The "So, Do You Still Say "Say Cheese" When Taking A Photo?" Story
It was an ordinary day. Making a visit to the Landis Run Intermediate School in the Manheim Township School District in Lancaster County, PA to photograph a few club and music groups for their yearbook. Have been doing so for the past four years after the school was first opened. The school houses 5th and 6th grade students with ages ranging from perhaps 10 years old to thirteen years old. Always a great bunch of students who still enjoy having their photograph taken for the yearbook. I line up the group on the risers, make sure I can see every student and ... "Say Cheese." Always works for this age group of students. Usually get a big laugh from them which needless to say is the exact reason I say "Say Cheese." When taking photos of Middle School students who are slightly older, it doesn't seem to work as well so I just say "Smile" and hope for the best. So why do photographers say the phrase "Say Cheese" and when did it first start? Well the reason to say it is to cause the lips to form into a smile with a slight bit of teeth showing. As to when it first was used, no one seems to know. Probably first used in 1943 as reported in the Big Spring Herald newspaper from Big Spring, Texas. Also could be credited to U.S. Ambassador Joseph E. Davies who disclosed the formula of "Say Cheese" while having his own photograph taken while on the set of his "Mission to Moscow."
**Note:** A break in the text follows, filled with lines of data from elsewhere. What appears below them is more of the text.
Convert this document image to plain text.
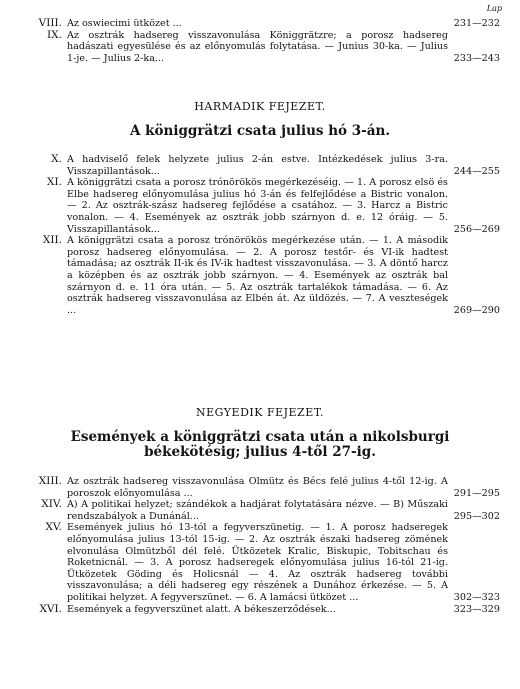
Lap
VIII. Az oswiecimi ütközet ...	231—232
IX. Az osztrák hadsereg visszavonulása Königgrätzre; a porosz hadsereg hadászati egyesülése és az előnyomulás folytatása. — Junius 30-ka. — Julius 1-je. — Julius 2-ka...	233—243
HARMADIK FEJEZET.
A königgrätzi csata julius hó 3-án.
X. A hadviselő felek helyzete julius 2-án estve. Intézkedések julius 3-ra. Visszapillantások...	244—255
XI. A königgrätzi csata a porosz trónörökös megérkezéséig. — 1. A porosz elsö és Elbe hadsereg előnyomulása julius hó 3-án és felfejlődése a Bistric vonalon. — 2. Az osztrák-szász hadsereg fejlődése a csatához. — 3. Harcz a Bistric vonalon. — 4. Események az osztrák jobb szárnyon d. e. 12 óráig. — 5. Visszapillantások...	256—269
XII. A königgrätzi csata a porosz trónörökös megérkezése után. — 1. A második porosz hadsereg előnyomulása. — 2. A porosz testőr- és VI-ik hadtest támadása; az osztrák II-ik és IV-ik hadtest visszavonulása. — 3. A döntő harcz a középben és az osztrák jobb szárnyon. — 4. Események az osztrák bal szárnyon d. e. 11 óra után. — 5. Az osztrák tartalékok támadása. — 6. Az osztrák hadsereg visszavonulása az Elbén át. Az üldözés. — 7. A veszteségek ...	269—290
NEGYEDIK FEJEZET.
Események a königgrätzi csata után a nikolsburgi békekötésig; julius 4-től 27-ig.
XIII. Az osztrák hadsereg visszavonulása Olmütz és Bécs felé julius 4-től 12-ig. A poroszok előnyomulása ...	291—295
XIV. A) A politikai helyzet; szándékok a hadjárat folytatására nézve. — B) Műszaki rendszabályok a Dunánál...	295—302
XV. Események julius hó 13-tól a fegyverszünetig. — 1. A porosz hadseregek előnyomulása julius 13-tól 15-ig. — 2. Az osztrák északi hadsereg zömének elvonulása Olmützből dél felé. Ütközetek Kralic, Biskupic, Tobitschau és Roketnicnál. — 3. A porosz hadseregek előnyomulása julius 16-tól 21-ig. Ütközetek Göding és Holicsnál — 4. Az osztrák hadsereg további visszavonulása; a déli hadsereg egy részének a Dunához érkezése. — 5. A politikai helyzet. A fegyverszünet. — 6. A lamácsi ütközet ...	302—323
XVI. Események a fegyverszünet alatt. A békeszerződések...	323—329
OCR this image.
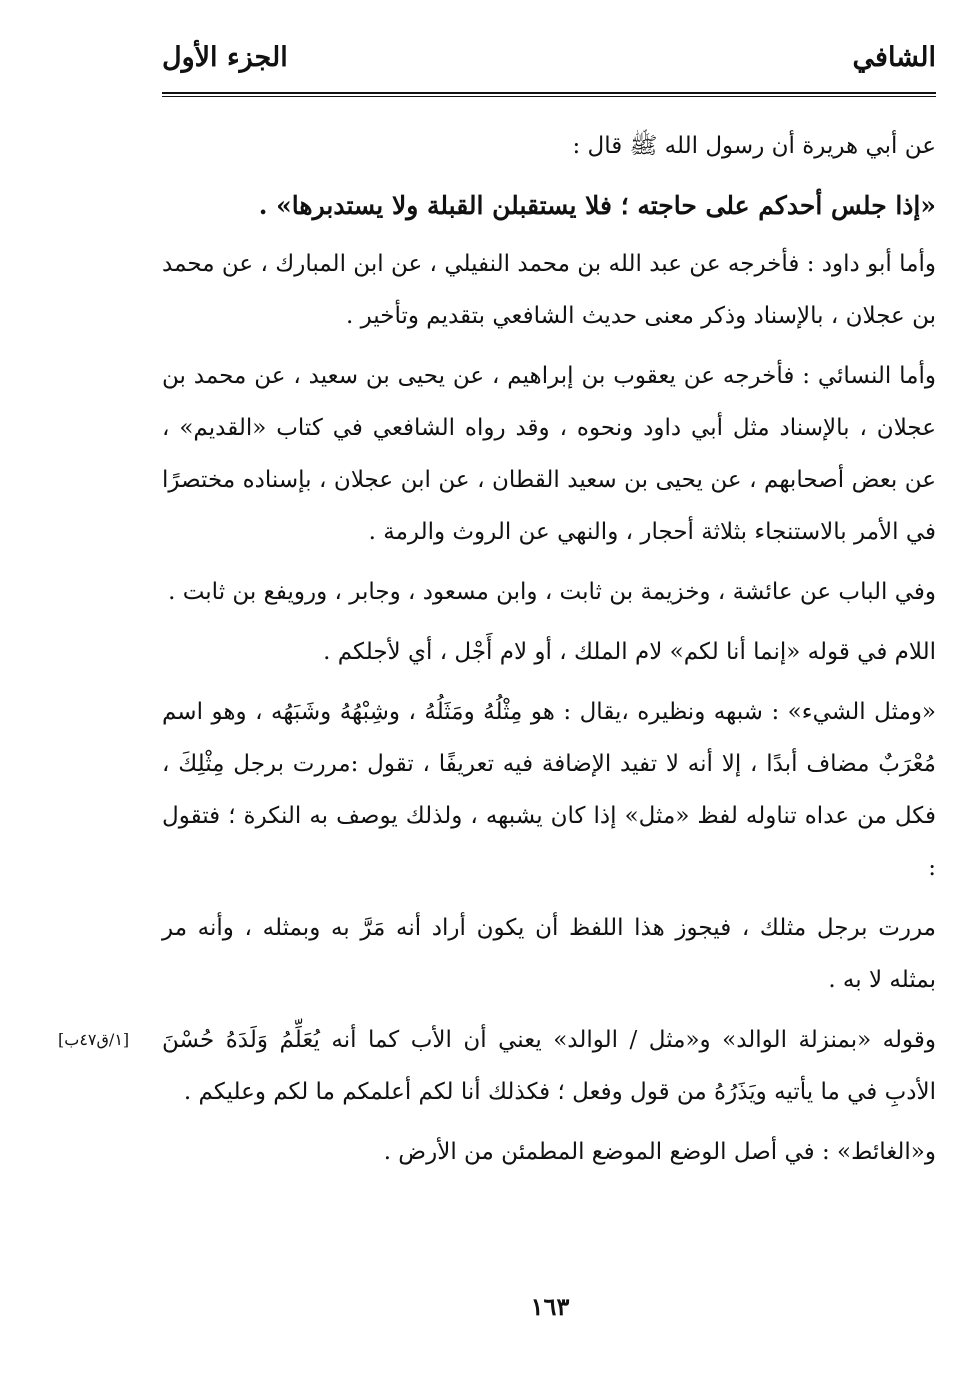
الشافي
الجزء الأول

عن أبي هريرة أن رسول الله ﷺ قال :

«إذا جلس أحدكم على حاجته ؛ فلا يستقبلن القبلة ولا يستدبرها» .

وأما أبو داود : فأخرجه عن عبد الله بن محمد النفيلي ، عن ابن المبارك ، عن محمد بن عجلان ، بالإسناد وذكر معنى حديث الشافعي بتقديم وتأخير .

وأما النسائي : فأخرجه عن يعقوب بن إبراهيم ، عن يحيى بن سعيد ، عن محمد بن عجلان ، بالإسناد مثل أبي داود ونحوه ، وقد رواه الشافعي في كتاب «القديم» ، عن بعض أصحابهم ، عن يحيى بن سعيد القطان ، عن ابن عجلان ، بإسناده مختصرًا في الأمر بالاستنجاء بثلاثة أحجار ، والنهي عن الروث والرمة .

وفي الباب عن عائشة ، وخزيمة بن ثابت ، وابن مسعود ، وجابر ، ورويفع بن ثابت .

اللام في قوله «إنما أنا لكم» لام الملك ، أو لام أَجْل ، أي لأجلكم .

«ومثل الشيء» : شبهه ونظيره ،يقال : هو مِثْلُهُ ومَثَلُهُ ، وشِبْهُهُ وشَبَهُه ، وهو اسم مُعْرَبٌ مضاف أبدًا ، إلا أنه لا تفيد الإضافة فيه تعريفًا ، تقول :مررت برجل مِثْلِكَ ، فكل من عداه تناوله لفظ «مثل» إذا كان يشبهه ، ولذلك يوصف به النكرة ؛ فتقول :

مررت برجل مثلك ، فيجوز هذا اللفظ أن يكون أراد أنه مَرَّ به وبمثله ، وأنه مر بمثله لا به .

وقوله «بمنزلة الوالد» و«مثل / الوالد» يعني أن الأب كما أنه يُعَلِّمُ وَلَدَهُ حُسْنَ الأدبِ في ما يأتيه ويَذَرُهُ من قول وفعل ؛ فكذلك أنا لكم أعلمكم ما لكم وعليكم .

و«الغائط» : في أصل الوضع الموضع المطمئن من الأرض .

[١/ق٤٧ب]
١٦٣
Daguerrotypes that are part of my collection. No smiles here.
Ambassador Davies credited a famous politician, thought to be Franklin D. Roosevelt for whom he served, with telling him to "Say Cheese" when having his photo taken. I have never read any other accounts of having used the saying for the first time. Certainly wasn't used in the mid-1840s when Daguerrotypes were the portraitures of the day.
Louis Daguerre - Photo inventor
Showing your teeth usually wasn't done since the exposure time to take a photo was longer than today as well as the dental hygiene in the Victorian era wasn't the best and not many wanted to show their pearly whites. The cost of a Daguerrotype photograph was expensive and the etiquette for formal studio photographs was to act "prim and proper" which meant don't smile. But then in the late 1880s and early 1900s George Eastman founded Kodak and the use of film became common.
Advertisement for the Brownie
The masses now had a chance to have their photograph taken with Kodak's $1.00 Brownie camera which claimed, "You push the button, we do the rest!" So, it could be a good reason to think that smiling and "Say Cheese" may have started in the early 1900s. Whenever, and for whatever reason, "Say Cheese" was first uttered doesn't really matter, since it still seems to work today, at least on certain age groups. That is until it no longer is "cool" to "Say Cheese" when around your peers. And, I should know! It was another extraordinary day in the life of an ordinary guy.